Hume AI trained EVI to measure 53 emotional tones through photos and audio obtained from two studies. It also provides an API that permits EVI to be applied to existing models.

Cowen's founders said they have already got enterprise customers in fields resembling health and wellness, customer support, education, clinical research and robotics.

He said, “EVI can function an interface for any app. “In truth, we're already using it as an interactive guide on our website,” he said. “Developers can use our API to construct personal AI assistants, agents, and wearables that may improve our each day lives.”

Moreover, regarding the potential of exploiting emotional technology, the corporate explained that it supports the 'Hume Initiative', a separate non-profit organization that brings together social scientists, ethicists, cyber law experts, and AI researchers to debate the moral use of empathic AI.

Among the many principles presented through this are: 'Algorithms that discover emotions should only serve goals consistent with well-being, respond appropriately to extreme cases, protect users from exploitation, and increase users' emotional awareness and agency. 'It includes provisions resembling:

EVI demo site (Photo = Hume AI)
EVI demo site (Photo = Hume AI)

The EVI demo can also be receiving favorable reviews.
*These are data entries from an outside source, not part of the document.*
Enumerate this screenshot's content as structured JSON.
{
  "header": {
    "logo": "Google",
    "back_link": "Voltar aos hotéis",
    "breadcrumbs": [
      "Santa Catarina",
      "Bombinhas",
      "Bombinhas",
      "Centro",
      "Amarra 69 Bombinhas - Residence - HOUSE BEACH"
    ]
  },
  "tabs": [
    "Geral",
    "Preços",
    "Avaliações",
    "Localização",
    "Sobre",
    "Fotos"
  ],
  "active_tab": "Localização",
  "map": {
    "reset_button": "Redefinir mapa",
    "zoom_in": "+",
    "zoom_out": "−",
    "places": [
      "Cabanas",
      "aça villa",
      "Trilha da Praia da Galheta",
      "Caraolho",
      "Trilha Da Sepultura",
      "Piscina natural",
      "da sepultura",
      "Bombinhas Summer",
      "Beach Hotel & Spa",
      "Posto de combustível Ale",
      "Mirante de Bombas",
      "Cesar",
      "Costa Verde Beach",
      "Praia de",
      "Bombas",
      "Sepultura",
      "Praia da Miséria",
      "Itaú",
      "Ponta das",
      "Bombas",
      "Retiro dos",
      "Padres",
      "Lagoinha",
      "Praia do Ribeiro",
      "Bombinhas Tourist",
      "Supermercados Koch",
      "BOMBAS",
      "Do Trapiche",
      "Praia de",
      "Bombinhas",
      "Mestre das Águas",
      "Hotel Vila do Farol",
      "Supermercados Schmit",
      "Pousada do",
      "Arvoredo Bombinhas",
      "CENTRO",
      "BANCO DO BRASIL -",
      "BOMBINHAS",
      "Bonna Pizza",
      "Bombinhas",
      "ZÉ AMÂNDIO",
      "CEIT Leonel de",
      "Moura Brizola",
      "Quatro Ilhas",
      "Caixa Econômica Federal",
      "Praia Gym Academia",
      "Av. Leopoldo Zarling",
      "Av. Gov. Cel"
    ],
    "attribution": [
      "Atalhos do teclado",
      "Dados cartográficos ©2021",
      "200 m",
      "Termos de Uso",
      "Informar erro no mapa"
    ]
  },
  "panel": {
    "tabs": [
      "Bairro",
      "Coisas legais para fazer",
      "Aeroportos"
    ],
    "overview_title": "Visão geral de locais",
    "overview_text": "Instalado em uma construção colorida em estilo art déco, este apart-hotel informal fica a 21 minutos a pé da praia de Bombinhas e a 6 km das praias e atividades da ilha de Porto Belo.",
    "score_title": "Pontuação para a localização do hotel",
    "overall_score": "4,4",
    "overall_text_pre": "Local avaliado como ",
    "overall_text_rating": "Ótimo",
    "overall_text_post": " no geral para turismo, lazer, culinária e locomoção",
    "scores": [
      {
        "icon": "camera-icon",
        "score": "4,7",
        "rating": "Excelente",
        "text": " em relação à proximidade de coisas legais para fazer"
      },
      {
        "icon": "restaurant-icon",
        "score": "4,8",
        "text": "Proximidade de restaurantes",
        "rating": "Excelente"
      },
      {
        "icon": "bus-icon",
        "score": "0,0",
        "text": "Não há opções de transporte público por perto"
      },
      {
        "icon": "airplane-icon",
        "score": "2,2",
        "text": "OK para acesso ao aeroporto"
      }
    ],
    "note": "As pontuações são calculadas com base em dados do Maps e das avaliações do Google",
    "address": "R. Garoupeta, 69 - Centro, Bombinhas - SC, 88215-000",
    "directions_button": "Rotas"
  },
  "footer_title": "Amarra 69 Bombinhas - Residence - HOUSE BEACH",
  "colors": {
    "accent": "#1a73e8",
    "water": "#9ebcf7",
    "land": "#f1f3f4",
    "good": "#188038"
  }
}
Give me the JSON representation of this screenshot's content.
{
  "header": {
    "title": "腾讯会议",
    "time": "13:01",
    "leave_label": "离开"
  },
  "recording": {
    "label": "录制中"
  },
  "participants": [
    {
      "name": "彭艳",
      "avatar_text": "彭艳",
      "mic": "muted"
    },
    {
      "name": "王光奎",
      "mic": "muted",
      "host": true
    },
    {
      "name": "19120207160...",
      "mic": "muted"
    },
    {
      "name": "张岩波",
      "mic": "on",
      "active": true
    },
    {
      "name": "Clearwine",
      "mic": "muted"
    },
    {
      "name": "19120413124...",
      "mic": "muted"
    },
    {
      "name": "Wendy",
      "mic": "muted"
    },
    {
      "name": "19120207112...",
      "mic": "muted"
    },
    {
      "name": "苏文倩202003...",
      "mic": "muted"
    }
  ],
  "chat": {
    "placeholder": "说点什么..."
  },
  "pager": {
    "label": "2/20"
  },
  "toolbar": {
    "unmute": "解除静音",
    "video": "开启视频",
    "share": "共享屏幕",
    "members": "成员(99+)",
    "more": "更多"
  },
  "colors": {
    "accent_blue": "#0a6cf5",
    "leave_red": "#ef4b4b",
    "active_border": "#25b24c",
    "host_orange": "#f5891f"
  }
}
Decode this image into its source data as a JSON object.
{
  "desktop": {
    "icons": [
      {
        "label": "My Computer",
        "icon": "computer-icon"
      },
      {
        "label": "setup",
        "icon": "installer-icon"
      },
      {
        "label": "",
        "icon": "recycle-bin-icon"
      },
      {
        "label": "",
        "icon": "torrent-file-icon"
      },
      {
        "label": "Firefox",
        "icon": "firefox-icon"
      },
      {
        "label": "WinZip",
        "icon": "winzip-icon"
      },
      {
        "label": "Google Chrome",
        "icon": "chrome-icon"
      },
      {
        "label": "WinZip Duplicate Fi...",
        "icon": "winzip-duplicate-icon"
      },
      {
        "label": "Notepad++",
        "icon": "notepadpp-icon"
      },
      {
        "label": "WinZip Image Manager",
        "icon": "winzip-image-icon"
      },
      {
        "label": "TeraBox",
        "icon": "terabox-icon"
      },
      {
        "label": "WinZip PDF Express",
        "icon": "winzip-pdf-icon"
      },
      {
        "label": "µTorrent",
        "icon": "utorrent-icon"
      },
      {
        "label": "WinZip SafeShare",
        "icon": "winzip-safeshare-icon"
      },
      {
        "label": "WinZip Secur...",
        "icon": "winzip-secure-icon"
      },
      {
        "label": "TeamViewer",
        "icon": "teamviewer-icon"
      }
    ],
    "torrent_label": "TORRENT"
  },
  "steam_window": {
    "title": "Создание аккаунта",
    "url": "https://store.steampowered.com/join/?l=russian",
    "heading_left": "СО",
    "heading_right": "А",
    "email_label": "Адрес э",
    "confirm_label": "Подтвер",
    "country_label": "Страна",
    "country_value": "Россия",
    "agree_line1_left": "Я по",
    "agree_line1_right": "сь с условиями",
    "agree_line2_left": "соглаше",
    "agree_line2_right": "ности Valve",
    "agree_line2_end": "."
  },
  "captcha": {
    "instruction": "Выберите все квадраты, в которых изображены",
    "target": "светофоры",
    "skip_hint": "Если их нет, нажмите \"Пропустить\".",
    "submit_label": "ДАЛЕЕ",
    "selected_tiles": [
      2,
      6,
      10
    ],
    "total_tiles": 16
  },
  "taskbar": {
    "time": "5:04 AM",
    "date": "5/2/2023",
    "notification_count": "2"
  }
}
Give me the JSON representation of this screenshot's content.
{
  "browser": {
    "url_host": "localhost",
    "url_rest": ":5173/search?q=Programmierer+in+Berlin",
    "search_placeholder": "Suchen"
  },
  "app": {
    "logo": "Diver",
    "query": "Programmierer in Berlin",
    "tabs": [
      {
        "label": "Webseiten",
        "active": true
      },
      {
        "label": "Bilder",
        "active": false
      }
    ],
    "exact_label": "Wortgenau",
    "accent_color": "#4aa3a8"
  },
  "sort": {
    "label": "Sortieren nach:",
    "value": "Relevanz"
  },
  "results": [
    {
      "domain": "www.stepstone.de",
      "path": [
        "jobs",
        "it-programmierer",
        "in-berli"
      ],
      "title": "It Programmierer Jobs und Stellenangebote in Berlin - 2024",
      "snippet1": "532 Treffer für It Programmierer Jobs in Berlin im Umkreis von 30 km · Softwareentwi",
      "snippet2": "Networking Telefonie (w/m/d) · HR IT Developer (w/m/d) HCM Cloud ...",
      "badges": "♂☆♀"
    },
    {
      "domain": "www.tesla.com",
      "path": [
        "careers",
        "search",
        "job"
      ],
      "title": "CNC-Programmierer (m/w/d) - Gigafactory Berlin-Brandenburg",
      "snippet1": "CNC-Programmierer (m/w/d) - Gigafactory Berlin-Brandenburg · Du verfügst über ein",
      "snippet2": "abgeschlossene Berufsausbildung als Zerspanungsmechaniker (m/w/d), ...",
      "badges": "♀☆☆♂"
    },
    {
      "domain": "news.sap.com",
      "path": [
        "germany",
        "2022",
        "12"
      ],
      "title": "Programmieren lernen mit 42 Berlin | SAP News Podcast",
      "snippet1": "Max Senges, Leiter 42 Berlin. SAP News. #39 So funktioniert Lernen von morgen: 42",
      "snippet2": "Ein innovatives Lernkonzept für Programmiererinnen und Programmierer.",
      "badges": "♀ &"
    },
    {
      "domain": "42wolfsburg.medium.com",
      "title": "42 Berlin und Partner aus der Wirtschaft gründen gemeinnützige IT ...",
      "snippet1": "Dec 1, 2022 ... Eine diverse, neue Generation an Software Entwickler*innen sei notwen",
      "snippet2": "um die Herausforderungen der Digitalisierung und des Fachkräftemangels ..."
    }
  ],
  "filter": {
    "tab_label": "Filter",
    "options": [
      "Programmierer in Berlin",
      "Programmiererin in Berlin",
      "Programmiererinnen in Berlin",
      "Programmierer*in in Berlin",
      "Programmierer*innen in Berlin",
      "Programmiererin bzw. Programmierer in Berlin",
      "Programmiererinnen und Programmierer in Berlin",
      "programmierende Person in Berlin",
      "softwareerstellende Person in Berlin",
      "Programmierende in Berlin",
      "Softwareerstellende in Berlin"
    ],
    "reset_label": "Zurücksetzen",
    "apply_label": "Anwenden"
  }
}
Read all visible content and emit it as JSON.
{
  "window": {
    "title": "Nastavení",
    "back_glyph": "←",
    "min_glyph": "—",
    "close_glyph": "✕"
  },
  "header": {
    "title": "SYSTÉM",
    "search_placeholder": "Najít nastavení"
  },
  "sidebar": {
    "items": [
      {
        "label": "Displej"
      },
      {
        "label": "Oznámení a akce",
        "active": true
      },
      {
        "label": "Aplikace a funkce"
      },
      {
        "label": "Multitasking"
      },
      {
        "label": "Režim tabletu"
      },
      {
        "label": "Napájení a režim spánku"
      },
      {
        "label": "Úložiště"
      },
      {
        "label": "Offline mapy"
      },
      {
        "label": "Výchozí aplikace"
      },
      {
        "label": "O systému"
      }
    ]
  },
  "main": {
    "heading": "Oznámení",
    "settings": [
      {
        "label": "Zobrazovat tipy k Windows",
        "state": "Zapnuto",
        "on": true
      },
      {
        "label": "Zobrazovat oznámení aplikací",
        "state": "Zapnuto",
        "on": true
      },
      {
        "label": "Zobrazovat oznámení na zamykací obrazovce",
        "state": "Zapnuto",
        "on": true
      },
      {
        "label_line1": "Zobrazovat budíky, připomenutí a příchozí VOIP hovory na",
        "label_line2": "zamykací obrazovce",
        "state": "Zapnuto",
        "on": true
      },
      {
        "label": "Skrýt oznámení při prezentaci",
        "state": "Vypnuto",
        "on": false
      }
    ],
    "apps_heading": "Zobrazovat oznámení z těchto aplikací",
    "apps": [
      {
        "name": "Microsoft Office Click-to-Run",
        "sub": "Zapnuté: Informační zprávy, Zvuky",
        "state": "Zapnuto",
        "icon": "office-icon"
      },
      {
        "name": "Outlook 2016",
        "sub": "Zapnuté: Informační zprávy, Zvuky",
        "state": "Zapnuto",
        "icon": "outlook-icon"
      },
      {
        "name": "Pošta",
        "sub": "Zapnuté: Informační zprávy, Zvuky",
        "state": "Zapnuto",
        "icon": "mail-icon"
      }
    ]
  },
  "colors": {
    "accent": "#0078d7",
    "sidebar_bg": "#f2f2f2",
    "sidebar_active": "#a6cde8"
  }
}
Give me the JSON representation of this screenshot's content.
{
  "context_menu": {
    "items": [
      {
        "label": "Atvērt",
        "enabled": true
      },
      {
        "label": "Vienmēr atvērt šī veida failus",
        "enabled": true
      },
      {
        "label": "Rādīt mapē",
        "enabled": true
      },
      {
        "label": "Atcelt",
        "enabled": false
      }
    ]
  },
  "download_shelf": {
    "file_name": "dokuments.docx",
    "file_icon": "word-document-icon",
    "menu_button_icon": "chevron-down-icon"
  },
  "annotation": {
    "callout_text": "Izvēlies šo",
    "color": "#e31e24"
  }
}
After its launch, various technical officials and firms have been sharing their experiences and results on X (Twitter), etc.

Bussell CEO Guillermo Roach said, “It’s the most effective AI demos I’ve ever seen,” and Web Activism President Abby Schiffman expressed her admiration, saying, “This might change all the things.”

In relation to this, in October last 12 months, Rayon, a non-profit organization that builds AI learning datasets, began constructing datasets that will be used to create chatbots that understand human emotions or AI models that convert text into speech.

The name of this project, which goals to construct a dataset reaching 1 million inside this 12 months, is ‘Open Empathic.’